All this, and more! The honest truth is: the whole airplane, it all flexes to one degree or another. Different maneuvers/inputs produce their own "hot spots." On the F-2 that I work with, the same part may have multiple critical load cases (some in-flight, some by other events), depending on location and the failure mode. And we have an incredible number (that I can't remember right now) of load cases, being a military combat aircraft. But wait, there's more! Vibro-acoustics can produce fatigue as well, on the 150/2 from the motor vibration and the propeller pulses. (The F-35 STOVL gets beat up pretty good by the ground reflections of the vector thrust)

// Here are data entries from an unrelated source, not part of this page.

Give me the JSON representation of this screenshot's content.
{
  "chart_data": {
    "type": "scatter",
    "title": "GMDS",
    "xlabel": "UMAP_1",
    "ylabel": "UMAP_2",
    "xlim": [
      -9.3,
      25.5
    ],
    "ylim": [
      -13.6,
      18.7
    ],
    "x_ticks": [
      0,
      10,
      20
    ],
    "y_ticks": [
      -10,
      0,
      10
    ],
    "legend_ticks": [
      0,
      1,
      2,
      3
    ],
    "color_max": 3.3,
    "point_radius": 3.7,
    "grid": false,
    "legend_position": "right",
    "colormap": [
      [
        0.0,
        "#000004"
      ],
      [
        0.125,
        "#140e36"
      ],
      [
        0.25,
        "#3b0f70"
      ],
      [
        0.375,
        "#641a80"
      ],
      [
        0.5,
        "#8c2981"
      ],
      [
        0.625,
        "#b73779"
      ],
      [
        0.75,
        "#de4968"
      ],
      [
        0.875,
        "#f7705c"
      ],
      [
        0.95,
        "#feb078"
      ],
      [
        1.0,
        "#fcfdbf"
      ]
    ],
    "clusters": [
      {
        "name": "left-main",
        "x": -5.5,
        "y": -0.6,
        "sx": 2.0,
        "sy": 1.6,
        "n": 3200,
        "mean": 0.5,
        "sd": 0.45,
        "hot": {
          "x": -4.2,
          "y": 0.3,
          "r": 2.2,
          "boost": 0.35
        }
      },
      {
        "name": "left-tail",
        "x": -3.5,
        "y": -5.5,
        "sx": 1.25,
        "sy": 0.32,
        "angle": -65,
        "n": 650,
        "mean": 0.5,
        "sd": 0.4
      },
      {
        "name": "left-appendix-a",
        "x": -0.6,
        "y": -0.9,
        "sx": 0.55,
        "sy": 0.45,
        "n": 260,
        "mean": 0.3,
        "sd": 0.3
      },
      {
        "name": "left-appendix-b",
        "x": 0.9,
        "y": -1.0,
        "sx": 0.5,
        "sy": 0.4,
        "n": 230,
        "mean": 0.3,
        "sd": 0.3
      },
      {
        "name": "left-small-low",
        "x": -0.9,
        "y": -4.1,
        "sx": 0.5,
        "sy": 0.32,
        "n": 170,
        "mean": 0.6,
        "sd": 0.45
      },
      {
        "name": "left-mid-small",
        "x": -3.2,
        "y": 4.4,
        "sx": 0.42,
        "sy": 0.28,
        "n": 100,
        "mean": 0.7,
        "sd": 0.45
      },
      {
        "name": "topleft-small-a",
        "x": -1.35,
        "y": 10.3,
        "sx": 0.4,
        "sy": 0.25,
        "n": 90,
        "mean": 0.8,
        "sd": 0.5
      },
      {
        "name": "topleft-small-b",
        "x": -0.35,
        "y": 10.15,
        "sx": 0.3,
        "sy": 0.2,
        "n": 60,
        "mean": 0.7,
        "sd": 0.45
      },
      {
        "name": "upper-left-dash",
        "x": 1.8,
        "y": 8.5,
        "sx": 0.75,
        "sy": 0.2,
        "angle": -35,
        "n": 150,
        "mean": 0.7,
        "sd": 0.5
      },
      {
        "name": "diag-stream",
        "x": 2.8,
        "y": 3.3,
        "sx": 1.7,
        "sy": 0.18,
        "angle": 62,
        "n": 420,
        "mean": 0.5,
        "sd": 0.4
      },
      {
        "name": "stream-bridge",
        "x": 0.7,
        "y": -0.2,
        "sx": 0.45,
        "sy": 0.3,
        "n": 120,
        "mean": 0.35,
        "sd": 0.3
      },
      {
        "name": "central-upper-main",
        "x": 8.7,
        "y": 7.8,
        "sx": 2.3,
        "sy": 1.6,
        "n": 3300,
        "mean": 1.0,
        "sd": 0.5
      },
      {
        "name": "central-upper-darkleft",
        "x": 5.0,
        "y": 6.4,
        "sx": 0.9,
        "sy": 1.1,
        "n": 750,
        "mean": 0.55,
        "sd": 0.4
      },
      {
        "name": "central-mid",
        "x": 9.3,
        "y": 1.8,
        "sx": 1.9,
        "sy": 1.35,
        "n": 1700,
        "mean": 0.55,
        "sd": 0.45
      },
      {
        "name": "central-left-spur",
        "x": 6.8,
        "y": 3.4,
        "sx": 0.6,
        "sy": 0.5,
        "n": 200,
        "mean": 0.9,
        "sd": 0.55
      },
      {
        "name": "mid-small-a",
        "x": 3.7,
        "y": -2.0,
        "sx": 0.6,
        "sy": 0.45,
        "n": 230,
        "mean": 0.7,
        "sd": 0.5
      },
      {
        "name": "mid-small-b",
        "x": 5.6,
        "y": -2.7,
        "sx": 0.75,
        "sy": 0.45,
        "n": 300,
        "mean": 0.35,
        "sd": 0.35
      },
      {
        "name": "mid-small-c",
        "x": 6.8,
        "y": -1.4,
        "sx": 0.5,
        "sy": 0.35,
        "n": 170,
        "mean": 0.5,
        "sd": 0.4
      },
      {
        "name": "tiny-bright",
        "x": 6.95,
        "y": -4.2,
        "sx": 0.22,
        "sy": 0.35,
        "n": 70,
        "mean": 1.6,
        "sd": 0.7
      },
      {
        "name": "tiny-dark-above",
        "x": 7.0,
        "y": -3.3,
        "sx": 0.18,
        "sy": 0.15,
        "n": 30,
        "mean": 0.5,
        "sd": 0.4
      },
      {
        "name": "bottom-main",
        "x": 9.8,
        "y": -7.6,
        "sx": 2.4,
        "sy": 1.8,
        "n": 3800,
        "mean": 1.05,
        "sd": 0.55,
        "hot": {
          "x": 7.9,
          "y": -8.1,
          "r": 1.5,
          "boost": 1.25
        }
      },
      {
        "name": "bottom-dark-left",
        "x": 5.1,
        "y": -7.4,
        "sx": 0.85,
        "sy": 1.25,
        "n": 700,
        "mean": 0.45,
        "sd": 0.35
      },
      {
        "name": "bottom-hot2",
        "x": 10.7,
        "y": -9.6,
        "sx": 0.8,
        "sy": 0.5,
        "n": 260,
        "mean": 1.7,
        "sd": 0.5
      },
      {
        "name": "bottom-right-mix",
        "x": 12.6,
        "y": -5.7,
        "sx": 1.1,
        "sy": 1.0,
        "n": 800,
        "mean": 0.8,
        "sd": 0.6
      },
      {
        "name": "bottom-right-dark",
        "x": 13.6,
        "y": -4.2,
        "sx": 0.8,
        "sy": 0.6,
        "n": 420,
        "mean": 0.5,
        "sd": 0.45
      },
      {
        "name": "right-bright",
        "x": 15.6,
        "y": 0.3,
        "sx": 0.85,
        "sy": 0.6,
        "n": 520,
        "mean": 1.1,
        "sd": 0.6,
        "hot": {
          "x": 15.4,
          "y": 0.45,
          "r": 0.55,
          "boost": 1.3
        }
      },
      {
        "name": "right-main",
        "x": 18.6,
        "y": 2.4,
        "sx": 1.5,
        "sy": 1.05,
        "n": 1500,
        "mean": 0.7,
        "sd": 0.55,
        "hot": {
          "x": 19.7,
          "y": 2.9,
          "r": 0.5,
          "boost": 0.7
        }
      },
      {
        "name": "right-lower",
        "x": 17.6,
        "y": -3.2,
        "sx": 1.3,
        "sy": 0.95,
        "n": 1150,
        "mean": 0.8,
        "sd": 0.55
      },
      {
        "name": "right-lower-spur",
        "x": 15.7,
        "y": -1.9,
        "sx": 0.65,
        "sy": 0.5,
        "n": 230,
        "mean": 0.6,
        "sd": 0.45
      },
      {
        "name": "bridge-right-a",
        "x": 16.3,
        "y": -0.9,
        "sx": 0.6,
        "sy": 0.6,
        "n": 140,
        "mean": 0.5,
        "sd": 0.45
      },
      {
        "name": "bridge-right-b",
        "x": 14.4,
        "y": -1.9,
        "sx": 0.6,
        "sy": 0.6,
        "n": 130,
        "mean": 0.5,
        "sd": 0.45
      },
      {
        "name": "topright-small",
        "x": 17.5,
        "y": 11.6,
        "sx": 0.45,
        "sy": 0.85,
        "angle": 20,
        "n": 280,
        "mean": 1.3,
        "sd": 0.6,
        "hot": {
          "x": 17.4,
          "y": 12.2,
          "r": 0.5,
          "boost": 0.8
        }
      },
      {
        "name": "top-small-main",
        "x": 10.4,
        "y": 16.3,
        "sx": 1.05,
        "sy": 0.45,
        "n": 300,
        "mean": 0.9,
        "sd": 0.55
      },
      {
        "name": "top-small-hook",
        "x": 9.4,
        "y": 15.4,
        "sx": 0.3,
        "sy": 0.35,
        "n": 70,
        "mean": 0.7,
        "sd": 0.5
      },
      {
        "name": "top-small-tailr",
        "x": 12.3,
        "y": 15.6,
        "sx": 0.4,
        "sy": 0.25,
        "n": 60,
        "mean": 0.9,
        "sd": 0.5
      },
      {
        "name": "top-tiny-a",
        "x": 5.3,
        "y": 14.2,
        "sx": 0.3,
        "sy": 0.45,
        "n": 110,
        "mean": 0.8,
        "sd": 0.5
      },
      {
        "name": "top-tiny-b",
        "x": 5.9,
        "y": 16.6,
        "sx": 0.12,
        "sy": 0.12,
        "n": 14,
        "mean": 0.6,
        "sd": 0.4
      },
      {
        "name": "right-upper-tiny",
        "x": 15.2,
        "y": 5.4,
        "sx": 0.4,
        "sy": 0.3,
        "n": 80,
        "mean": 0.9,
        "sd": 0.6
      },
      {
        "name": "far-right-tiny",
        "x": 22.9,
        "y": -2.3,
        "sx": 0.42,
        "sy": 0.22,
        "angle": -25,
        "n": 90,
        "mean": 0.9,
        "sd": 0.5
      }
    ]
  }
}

One of the advantages of a large fleet with substantial time in service is the structure is pretty well proven, the major and most minor hot spots identified (an unsung role of the mechanic is this kind of feedback of what is seen in the field). Thus what you are looking for is really just making sure those items, mostly AD's, are up to date. The structural design has several safety factors to handle the limit load stress levels with reasonable room to spare. This means there is a lot of potential life in an aluminum structure. And with this margin, most of the time in conventional structures a crack weakened part will shed load into other structure and the crack grows slowly. This gives you time to find the crack in normal maintenance. And as the other structure overloads as the crack unloads, it yields and bends and gives you further warning of the crack. (Assumes loads are within limits, although overloading can do the same bend-before-break thing if not excessive - the 152 will show skin wrinkles near the MLG if landed in a golf course sand trap, for instance . . . ) This wider range of elastic-plastic behavior of aluminum is part of what makes it so useful in aviation. Not 100% foolproof (it's a human endeavor), but has worked rather well. Pressure vessels are loaded more uniformly and respond differently, hence the separate tracking of pressurization cycles from flight hours.

I guess this is the long way 'round to saying that fatigue, while important, is not at the top of the worry list here, in the GA fleet. There is some growing concern for the very high time/cycle airframes (principally the military and commercial air transports) just because it is new territory. As development times have lengthened and costs have risen, aircraft fleets have not been upgraded as quickly, which used to put most of the "old-timers" out to pasture before this was a significant issue. In addition, aluminum has a peculiarity in that a low stress over a long period of time can cause material failure, too, so there are definite (but high) ultimate time limits to some (parts of) aluminum structures.

From my perspective, I consider "low" airframe time more like a cosmetic issue, nice to have but does not really affect the function now or future. At annual/pre-purchase inspection, 80Q turned out to be in rather nice shape for a 25 yr, 9400+ hr airframe, not to say it does not show it's age and use. Spent 20 of those years in the arid climes doing club and probably some rental trainer duty and having regular maintenance done by the same person for years at a stretch, before coming down here to slumber for awhile until I came along and woke it up. Two recorded events, neither of which produced any airframe damage we could find in inspection (but did engender two engine swaps, one change of owners, and the switch to the Sensenich prop ). Some might be put off by the total time, but I am still shaking my head at my luck in the whole deal.